NO CAMINHO: Sem preocupação com deficientes, cidade da Bahia constrói ponte com poste no meio
NO CAMINHO: Sem preocupação com deficientes, cidade da Bahia constrói ponte com poste no meio
No meio do caminho há um poste. A paráfrase de uma das frases mais conhecidas de Carlos Drummond de Andrade se aplica na prática em um pequeno município localizado no Baixo-Sul da Bahia. Em Ituberá, deficientes físicos que precisam passar por uma das vias do centro têm encontrado dificuldades após uma obra realizada pela Prefeitura.
“Com as fortes chuvas que caíram no final do ano passado, parte da ponte sobre o Rio dos Cágados desabou. A Prefeitura reconstruiu a mesma e, no final do projeto, retirou a rampa que tinha na porta de um estabelecimento comercial e colocou um poste no local”, conta a professora Maria Angélica Coutinho, responsável pela denúncia.
Segundo ela, a colocação do objeto foi realizada pela gestão municipal somente por uma questão estética. “O poste estava localizado na frente do prédio onde funciona a prefeitura. Eles retiraram de lá e colocaram ao final da ponte. Não vejo problema que ele fique onde está, desde que seja feito um recuo”, exemplifica.

Nesta fotografia enviada à redação do Aratu Online pela professora é possível notar que no projeto de execução da ponte existe uma pequena rampa para cadeirantes. Porém, qualquer pessoa de cadeira de rodas que precise utilizar a mesma vai encontrar dificuldades por causa do obstáculo instalado logo à frente.
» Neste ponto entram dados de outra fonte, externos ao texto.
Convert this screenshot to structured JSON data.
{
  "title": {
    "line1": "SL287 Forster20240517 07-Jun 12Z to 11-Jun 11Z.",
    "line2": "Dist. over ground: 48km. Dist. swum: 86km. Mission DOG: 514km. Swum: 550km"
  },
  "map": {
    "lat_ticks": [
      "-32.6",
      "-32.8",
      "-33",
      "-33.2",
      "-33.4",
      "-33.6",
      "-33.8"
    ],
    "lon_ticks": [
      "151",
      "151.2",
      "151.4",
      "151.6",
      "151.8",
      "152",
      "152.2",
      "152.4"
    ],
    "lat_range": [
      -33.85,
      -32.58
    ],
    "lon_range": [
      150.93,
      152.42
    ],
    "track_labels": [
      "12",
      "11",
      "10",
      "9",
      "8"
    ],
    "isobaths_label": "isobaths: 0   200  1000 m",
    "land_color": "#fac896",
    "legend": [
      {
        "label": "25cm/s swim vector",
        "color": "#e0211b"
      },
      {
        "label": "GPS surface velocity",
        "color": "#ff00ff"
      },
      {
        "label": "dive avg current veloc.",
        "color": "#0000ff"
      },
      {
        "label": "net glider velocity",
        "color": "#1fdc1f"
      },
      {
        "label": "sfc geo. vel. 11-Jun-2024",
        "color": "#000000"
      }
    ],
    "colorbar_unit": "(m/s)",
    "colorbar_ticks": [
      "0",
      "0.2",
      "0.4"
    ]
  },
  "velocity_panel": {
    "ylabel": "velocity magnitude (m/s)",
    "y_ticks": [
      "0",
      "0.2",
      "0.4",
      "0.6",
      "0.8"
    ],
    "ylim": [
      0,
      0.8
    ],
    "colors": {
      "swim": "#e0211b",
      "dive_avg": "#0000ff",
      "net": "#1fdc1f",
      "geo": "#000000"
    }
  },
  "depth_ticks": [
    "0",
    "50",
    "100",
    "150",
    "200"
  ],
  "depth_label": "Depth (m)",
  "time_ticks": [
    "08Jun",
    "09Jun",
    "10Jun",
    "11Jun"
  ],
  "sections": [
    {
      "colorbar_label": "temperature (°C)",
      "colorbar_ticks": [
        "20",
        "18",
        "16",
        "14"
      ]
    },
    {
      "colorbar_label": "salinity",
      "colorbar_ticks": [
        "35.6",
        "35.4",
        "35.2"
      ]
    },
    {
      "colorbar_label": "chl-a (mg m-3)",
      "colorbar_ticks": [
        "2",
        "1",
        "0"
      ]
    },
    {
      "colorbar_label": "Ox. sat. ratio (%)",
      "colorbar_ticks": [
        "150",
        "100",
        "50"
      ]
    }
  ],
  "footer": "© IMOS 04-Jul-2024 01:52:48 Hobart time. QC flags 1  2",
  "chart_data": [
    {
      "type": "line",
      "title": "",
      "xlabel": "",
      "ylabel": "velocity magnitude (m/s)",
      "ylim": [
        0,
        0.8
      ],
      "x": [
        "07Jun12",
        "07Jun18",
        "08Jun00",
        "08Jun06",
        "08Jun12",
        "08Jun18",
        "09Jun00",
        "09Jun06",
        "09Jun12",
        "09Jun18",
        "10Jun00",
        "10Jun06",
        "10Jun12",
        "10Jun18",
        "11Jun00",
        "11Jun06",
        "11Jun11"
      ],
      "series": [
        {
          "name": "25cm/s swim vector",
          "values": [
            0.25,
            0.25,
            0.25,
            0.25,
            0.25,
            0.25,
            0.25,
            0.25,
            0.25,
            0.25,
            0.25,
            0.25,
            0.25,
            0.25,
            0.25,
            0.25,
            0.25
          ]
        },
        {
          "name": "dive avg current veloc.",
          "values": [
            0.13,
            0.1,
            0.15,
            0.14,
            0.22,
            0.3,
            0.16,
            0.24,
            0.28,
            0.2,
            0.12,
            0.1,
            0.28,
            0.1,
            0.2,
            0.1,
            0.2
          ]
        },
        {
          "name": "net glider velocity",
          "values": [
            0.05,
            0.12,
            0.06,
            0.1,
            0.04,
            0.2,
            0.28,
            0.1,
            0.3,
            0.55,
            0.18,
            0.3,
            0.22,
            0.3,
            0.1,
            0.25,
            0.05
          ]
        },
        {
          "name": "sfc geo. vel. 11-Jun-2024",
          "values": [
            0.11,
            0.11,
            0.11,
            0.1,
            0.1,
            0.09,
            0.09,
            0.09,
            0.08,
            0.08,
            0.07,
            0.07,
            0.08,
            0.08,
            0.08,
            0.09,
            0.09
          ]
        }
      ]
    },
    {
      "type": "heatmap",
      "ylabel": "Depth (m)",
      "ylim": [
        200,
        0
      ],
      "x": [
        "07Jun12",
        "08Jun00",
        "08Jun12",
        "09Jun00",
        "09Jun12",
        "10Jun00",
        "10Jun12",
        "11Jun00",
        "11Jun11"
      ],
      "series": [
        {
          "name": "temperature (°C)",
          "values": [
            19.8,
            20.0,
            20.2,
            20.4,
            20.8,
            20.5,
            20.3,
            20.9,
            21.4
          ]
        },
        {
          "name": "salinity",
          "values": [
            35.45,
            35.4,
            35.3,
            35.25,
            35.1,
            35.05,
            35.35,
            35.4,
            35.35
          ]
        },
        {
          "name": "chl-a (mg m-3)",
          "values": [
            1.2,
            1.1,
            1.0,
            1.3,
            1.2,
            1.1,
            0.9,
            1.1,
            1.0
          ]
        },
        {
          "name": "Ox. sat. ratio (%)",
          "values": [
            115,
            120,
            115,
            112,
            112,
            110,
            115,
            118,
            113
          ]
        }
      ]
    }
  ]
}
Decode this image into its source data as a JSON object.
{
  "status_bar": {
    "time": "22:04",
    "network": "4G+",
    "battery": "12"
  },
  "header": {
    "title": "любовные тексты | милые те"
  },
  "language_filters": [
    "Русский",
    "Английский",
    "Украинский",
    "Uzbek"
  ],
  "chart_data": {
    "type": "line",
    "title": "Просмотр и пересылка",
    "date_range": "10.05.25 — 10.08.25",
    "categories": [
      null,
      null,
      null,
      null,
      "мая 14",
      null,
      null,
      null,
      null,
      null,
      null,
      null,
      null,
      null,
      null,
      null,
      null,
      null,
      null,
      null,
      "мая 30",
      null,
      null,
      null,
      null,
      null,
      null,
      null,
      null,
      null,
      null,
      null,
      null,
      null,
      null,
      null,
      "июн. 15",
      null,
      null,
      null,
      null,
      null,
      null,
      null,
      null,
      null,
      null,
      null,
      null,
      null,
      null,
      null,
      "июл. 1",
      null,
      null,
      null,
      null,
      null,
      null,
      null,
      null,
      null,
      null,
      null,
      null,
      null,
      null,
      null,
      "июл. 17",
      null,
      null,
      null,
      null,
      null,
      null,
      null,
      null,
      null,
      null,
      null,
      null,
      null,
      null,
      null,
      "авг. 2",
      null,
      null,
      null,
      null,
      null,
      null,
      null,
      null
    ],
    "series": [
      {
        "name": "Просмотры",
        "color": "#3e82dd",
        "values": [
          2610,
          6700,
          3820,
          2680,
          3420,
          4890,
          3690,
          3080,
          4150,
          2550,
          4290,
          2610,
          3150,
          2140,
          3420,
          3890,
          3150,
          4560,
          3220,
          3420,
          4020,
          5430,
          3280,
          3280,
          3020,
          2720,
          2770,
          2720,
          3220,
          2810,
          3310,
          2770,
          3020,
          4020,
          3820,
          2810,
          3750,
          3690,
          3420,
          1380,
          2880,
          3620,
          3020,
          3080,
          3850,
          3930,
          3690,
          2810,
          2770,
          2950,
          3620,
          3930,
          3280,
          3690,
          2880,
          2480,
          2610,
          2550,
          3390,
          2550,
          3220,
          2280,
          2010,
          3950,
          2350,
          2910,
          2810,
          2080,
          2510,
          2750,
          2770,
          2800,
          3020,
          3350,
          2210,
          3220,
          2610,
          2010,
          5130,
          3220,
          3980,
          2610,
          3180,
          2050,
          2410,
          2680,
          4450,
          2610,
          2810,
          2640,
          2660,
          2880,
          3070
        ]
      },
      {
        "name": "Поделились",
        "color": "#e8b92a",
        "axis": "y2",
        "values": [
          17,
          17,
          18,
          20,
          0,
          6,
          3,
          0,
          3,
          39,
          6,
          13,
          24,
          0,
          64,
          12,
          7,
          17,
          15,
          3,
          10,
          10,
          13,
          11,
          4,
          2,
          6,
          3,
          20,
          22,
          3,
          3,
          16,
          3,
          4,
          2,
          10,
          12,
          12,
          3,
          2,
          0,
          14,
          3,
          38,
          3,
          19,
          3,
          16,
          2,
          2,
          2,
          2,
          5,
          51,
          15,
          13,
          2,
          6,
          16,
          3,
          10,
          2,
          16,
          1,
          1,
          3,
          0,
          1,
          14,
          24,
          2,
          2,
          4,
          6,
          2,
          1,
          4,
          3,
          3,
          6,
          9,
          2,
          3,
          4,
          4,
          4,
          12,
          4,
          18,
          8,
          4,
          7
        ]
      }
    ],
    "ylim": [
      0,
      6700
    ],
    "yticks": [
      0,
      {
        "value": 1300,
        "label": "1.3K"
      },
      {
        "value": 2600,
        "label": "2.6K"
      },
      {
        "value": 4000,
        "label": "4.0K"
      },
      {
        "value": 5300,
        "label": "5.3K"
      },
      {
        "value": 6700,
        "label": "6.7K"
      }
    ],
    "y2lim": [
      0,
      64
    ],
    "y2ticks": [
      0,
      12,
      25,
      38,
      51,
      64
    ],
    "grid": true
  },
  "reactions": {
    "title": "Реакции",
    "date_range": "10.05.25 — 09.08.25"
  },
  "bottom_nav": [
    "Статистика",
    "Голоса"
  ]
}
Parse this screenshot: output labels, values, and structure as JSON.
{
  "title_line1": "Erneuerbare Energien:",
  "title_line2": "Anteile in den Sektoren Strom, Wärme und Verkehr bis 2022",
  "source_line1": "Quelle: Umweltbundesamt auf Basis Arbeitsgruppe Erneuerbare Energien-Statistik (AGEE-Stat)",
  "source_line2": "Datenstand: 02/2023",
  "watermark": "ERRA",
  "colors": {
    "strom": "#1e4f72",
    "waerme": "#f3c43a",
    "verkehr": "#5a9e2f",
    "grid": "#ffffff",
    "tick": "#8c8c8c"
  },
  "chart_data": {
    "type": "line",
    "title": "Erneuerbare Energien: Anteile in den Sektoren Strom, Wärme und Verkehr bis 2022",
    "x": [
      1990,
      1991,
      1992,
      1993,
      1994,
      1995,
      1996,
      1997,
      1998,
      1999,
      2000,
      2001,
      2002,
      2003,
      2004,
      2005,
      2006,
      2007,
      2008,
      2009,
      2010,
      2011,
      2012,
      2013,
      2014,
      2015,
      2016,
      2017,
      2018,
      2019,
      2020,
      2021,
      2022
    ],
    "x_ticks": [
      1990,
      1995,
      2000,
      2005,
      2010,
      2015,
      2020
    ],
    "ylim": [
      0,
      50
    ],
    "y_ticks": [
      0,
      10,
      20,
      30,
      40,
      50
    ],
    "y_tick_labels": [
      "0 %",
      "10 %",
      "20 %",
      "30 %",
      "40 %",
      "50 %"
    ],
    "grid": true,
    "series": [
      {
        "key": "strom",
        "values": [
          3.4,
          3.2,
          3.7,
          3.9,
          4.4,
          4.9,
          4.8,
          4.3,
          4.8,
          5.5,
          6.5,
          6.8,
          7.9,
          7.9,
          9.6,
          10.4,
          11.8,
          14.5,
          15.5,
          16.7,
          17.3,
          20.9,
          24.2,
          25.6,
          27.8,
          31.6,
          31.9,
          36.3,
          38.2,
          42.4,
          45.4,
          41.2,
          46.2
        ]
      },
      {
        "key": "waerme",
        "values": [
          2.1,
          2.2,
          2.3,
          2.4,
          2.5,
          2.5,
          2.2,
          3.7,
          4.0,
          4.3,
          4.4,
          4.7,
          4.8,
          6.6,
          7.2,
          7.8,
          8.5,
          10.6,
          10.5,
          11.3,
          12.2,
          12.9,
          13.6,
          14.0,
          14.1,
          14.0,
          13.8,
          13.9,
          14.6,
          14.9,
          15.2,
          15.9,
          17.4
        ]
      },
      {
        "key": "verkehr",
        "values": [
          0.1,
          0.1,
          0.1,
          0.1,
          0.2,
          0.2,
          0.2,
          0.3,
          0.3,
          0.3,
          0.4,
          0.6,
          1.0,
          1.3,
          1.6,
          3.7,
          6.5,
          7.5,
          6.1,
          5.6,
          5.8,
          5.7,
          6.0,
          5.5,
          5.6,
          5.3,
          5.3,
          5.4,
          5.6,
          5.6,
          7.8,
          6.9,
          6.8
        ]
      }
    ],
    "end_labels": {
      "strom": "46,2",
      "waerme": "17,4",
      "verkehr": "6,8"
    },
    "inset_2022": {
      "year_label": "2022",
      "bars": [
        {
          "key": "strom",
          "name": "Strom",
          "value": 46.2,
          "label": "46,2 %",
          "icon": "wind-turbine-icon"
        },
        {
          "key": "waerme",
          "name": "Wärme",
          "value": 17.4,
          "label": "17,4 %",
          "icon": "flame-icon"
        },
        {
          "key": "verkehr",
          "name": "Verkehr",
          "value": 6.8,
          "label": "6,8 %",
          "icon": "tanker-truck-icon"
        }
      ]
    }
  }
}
Maria Angélica revela ainda que já esteve em postos da Companhia de Eletricidade da Bahia (Coelba), responsável pelo poste, mas não obteve resposta. “A empresa se isenta da responsabilidade e diz que esta parte é com a Prefeitura”, resume. A assessoria de imprensa da companhia informou ao Aratu Online que não há qualquer solicitação registrada em seu sistema para a remoção do poste em Ituberá.
Procurado pela reportagem, o Secretário de Infra-Estrutura e Desenvolvimento Urbano da cidade, Carlos Augusto dos Santos, não atendeu às ligações em seu celular já que os órgãos municipais de Ituberá funcionam até às 13h diariamente.
ACESSIBILIDADE PARA QUEM?
A presidente da Associação Baiana dos Deficientes Físicos (ABADEF), Luiza Câmera, diz que questões parecidas com a que acontece em Ituberá apresentam rápidas soluções. “A questão da remoção de obstáculo é simples. Basta que as Prefeituras entendam a necessidade para que os deficientes tenham dignidade”, revela.
Para ela, há caminhos para que o problema na cidade do Baixo-Sul seja resolvido pela gestão municipal. “A pressão popular sempre funciona. Porém, para além disso, precisa-se que a cidade tenha uma instituição registrada para lutar pelos deficientes físicos, como uma que acabamos de inaugurar em Canavieiras”, lembra.